States that feel ideologically linked to each other have an incentive to form a cartel, to eliminate competition between them. An example of such a state cartel is the European Union. It allows the states to become bigger and more powerful.
But if states pursue different interests and follow different ideologies, they have an incentive to aggressively and belligerently build up and expand their power. World history is full of wars between states motivated this way.
Large states are, of course, particularly aggressive towards the outside world because they can relatively easily obtain the means necessary to pursue an aggressive foreign policy, such as money, weapons, and soldiers. When large states follow different ideologies, the danger of war between them is very great. An example of this is the military conflicts, especially in the form of the many proxy wars, between the USA and the former Soviet Union.
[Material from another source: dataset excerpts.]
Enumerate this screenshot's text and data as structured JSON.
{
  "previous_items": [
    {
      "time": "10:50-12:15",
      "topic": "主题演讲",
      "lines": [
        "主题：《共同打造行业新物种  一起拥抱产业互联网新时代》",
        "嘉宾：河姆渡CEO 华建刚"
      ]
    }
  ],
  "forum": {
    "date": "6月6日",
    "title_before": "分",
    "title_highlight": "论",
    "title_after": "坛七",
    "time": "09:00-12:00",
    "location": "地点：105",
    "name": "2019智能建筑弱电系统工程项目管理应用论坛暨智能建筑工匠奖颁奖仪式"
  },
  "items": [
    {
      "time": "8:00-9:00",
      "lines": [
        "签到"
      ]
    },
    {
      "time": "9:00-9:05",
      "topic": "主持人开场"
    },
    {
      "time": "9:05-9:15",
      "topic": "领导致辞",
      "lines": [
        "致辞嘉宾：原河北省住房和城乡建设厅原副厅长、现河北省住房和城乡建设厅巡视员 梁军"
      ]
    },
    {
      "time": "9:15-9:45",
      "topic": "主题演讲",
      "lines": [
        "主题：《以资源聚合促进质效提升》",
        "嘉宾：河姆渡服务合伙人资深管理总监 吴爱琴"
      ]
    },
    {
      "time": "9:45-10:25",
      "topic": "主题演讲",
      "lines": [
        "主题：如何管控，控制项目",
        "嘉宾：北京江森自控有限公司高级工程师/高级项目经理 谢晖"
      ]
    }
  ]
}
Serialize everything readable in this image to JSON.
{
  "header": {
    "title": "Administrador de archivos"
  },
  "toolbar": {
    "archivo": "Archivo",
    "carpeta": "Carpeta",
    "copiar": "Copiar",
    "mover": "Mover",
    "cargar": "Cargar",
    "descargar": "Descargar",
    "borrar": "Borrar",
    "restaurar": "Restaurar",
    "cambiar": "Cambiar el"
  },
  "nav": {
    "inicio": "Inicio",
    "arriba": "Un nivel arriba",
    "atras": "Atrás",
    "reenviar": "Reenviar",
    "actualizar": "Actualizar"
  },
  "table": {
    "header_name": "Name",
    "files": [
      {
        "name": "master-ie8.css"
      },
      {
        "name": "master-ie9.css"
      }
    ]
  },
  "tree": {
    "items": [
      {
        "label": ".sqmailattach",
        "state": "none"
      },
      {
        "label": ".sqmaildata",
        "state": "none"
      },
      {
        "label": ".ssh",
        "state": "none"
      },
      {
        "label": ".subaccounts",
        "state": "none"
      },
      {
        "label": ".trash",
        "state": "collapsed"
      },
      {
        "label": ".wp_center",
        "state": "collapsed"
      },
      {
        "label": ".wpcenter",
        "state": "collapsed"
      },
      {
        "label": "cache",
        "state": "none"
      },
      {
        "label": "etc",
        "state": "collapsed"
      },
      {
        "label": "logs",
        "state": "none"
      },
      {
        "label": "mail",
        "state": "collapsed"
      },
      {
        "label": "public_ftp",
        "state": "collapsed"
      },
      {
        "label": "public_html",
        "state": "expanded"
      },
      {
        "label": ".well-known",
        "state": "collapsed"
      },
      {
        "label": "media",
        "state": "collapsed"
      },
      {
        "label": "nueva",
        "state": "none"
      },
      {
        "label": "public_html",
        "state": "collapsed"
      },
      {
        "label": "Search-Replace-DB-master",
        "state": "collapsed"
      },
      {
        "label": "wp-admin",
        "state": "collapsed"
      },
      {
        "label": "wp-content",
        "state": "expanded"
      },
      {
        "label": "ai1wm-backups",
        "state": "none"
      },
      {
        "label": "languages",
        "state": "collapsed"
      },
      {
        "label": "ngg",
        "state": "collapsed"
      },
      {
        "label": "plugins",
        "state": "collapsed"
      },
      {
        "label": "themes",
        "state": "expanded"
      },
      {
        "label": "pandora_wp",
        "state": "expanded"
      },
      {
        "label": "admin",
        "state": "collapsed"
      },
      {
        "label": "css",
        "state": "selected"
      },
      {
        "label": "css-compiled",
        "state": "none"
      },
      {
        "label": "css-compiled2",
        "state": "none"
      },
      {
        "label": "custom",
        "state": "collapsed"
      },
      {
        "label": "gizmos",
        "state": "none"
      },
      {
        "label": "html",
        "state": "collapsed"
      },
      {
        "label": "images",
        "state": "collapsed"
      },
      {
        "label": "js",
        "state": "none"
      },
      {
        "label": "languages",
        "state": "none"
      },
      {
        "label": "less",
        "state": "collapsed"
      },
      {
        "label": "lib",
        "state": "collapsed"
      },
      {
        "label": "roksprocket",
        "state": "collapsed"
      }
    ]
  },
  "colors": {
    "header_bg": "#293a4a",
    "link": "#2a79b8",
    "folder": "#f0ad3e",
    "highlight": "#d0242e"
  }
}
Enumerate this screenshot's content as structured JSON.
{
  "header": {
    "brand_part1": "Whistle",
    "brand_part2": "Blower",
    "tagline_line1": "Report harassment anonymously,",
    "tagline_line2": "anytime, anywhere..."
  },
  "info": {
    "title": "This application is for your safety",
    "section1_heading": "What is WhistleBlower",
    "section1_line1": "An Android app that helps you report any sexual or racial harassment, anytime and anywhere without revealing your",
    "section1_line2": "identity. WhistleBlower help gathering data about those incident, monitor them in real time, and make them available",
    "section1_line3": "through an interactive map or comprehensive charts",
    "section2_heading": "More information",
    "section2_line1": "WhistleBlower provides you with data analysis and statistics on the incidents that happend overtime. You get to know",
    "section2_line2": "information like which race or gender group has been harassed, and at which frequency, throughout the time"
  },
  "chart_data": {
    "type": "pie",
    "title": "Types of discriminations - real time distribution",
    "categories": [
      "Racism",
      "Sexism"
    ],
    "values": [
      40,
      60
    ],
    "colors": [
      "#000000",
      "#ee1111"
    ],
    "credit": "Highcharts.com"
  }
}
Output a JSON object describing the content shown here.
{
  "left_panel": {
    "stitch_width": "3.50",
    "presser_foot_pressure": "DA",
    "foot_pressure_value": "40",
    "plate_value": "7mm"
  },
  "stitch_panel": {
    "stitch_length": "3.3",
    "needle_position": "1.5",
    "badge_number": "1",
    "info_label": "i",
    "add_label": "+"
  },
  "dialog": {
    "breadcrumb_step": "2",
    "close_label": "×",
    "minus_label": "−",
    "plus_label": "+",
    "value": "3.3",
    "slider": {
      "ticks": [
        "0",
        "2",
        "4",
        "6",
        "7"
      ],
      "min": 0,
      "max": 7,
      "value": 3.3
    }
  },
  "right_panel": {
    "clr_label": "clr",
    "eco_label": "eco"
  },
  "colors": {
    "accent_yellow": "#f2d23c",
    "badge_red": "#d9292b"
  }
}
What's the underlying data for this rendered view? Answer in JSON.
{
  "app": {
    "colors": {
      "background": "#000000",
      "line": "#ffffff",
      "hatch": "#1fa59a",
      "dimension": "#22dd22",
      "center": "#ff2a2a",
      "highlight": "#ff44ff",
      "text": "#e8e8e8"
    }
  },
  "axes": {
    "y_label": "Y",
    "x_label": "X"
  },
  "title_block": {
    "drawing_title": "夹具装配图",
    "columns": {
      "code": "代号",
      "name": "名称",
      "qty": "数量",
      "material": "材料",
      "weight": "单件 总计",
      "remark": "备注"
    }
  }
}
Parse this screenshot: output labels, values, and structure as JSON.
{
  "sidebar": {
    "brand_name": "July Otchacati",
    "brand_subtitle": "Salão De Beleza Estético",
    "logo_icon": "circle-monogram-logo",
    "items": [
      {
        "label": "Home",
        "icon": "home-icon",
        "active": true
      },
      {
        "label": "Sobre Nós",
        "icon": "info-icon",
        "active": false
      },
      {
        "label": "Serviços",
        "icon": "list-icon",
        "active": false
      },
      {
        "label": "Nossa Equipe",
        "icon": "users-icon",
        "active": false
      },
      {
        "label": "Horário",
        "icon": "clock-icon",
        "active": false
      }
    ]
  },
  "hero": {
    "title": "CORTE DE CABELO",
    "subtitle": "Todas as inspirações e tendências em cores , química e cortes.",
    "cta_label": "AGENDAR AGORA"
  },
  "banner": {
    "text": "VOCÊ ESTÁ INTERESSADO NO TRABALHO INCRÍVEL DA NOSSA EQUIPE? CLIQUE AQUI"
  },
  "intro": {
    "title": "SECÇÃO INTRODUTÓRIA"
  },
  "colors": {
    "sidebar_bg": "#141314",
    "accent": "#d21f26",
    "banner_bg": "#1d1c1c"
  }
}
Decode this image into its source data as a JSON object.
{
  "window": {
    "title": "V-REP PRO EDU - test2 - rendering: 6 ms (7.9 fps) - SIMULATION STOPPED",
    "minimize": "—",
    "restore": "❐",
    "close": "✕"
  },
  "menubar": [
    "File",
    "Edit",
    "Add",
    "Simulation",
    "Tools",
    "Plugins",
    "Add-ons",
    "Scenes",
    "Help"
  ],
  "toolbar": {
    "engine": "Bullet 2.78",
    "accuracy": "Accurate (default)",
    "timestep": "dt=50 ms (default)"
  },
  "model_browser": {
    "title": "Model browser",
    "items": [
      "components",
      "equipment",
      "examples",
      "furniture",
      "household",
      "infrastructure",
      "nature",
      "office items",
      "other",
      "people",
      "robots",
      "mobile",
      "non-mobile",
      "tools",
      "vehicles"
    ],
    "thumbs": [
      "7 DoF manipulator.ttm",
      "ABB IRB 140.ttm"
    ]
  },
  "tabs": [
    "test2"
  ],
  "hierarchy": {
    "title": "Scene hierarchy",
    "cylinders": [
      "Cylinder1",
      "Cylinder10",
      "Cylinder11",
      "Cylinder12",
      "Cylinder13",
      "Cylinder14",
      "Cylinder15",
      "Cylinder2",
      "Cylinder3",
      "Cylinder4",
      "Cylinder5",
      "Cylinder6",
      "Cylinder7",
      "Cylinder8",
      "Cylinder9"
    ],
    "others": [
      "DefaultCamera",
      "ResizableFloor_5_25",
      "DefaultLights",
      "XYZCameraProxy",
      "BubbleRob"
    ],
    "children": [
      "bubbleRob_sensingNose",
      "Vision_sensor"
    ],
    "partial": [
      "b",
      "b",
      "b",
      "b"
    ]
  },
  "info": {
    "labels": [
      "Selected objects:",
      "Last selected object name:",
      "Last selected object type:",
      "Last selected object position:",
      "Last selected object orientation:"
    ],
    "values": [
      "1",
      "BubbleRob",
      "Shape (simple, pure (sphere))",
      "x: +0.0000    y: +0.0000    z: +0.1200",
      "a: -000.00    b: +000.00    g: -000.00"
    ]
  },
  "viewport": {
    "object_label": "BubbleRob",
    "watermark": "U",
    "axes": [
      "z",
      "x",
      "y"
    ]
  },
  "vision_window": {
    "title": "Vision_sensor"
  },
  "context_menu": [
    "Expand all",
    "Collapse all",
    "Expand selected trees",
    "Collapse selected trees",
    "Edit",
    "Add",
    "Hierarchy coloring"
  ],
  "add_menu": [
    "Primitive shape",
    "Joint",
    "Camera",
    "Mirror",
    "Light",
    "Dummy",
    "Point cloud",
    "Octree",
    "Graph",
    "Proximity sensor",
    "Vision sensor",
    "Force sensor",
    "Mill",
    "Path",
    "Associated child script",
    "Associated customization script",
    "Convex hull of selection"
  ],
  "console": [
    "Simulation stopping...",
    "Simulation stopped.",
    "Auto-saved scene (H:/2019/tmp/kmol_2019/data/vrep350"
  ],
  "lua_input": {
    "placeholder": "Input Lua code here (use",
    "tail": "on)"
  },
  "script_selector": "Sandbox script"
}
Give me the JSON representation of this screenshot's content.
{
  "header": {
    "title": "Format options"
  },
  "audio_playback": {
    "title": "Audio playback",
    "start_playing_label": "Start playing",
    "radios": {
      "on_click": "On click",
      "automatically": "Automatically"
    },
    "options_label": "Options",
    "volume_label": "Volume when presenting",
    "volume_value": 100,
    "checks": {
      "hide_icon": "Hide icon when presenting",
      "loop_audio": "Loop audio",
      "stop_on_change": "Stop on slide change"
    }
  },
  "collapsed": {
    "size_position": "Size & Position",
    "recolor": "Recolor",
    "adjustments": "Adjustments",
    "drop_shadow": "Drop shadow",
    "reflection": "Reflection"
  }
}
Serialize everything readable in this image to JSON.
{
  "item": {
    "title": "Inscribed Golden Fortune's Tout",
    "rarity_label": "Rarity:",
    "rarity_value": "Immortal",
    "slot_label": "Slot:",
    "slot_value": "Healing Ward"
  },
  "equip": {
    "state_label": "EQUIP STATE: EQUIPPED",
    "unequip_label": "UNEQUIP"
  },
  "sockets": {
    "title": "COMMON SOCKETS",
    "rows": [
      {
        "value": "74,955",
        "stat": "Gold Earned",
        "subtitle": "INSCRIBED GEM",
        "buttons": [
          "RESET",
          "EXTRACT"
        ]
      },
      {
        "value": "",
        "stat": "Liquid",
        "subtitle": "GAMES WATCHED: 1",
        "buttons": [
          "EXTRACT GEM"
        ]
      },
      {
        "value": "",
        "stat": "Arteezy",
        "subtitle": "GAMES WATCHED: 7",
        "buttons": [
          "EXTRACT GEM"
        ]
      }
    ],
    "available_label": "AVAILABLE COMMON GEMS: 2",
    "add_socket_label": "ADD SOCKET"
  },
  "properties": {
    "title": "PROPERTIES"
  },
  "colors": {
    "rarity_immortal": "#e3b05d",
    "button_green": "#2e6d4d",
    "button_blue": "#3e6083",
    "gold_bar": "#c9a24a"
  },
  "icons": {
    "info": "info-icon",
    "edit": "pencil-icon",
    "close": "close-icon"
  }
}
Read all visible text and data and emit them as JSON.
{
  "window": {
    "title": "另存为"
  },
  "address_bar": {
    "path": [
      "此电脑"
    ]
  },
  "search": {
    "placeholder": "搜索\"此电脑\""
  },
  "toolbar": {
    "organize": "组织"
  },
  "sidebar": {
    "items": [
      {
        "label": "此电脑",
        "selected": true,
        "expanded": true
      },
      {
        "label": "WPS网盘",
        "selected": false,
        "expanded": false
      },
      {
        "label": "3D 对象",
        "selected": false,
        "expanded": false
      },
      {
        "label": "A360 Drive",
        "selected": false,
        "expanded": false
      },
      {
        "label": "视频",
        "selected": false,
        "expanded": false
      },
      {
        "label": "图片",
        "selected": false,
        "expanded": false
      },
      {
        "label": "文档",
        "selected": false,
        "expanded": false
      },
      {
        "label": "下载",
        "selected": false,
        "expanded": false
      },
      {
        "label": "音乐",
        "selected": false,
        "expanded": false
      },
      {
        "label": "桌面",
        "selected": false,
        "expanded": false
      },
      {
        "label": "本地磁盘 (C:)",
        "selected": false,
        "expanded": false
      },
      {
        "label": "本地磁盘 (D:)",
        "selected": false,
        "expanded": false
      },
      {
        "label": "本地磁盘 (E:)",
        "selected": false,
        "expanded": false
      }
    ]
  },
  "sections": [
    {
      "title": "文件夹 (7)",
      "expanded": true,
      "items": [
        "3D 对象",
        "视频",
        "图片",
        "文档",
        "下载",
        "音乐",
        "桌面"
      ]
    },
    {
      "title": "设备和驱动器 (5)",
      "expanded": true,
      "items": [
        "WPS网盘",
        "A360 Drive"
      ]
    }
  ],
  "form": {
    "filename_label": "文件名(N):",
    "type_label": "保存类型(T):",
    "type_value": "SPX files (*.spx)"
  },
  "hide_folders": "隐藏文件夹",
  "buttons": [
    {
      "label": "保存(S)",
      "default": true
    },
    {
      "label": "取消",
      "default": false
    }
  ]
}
From an economic point of view, one can see that the modern state is aggressive, so armed conflicts between states are not a tragic coincidence but a logical consequence. Incidentally, this is a fundamental insight that the Prussian general Carl von Clausewitz formulated in 1832, declaring: “War is a mere continuation of politics by other means.”
So if we want to prevent war effectively, as Ludwig von Mises said, we must limit the state and thus place firm limits upon politics and politicians. Wrote Mises: “Whoever wants peace among nations must seek to limit the state and its influence most strictly.”2 And we must also unconditionally embrace the concept of the free market, because it, and not the state, guarantees peace and prosperity for the people on this planet.
There are only two ways human cooperation occurs: through voluntary means or the use of violence through coercion. The free market stands for voluntary cooperation; Coercion and violence are the means of the state.
There is an important point that we need to make: law and security are indispensable if people in a community want to get along peacefully and productively. But the goods of justice and security can, of course, also be provided in the system of free markets. A state monopolist is not needed to provide them.
Economics can do much to make the world more peaceful and thus ethically and morally better. Anyone who learns how a system of free markets works, what it does, will have no reason to call for a state. This helps us to understand why small states, or small political entities, are more peaceful and prosperous than large states, and large political entities. It is no coincidence that the people who rely on the system of free markets and organize themselves in small units are peaceful, while also earning the highest per capita income. Switzerland, Lichtenstein, Monaco, Singapore, and Hong Kong come to mind.
In light of the Ukraine-Russia conflict, anyone who thinks that the solution to the war problem lies in the further re-armament of states, in sanctions and the end of the cross-border division of labor and trade is making a serious mistake. The problem of war is not solved when the aggressor is defeated, but only when the ideologies that lead to war are completely discredited and no longer appeal to the people.
The Königsberg philosopher of the Enlightenment, Immanuel Kant, wrote: “Peace must be established; it does not come by itself.” I would add that peace comes when people voluntarily cooperate with each other in free markets. Peace is not established by the state. Rather, the opposite is true.
1. Oppenheimer, F. (1907), The State, p. 15.
2. Mises (1983 [1919]), Nation, State, and Economy, p. 124.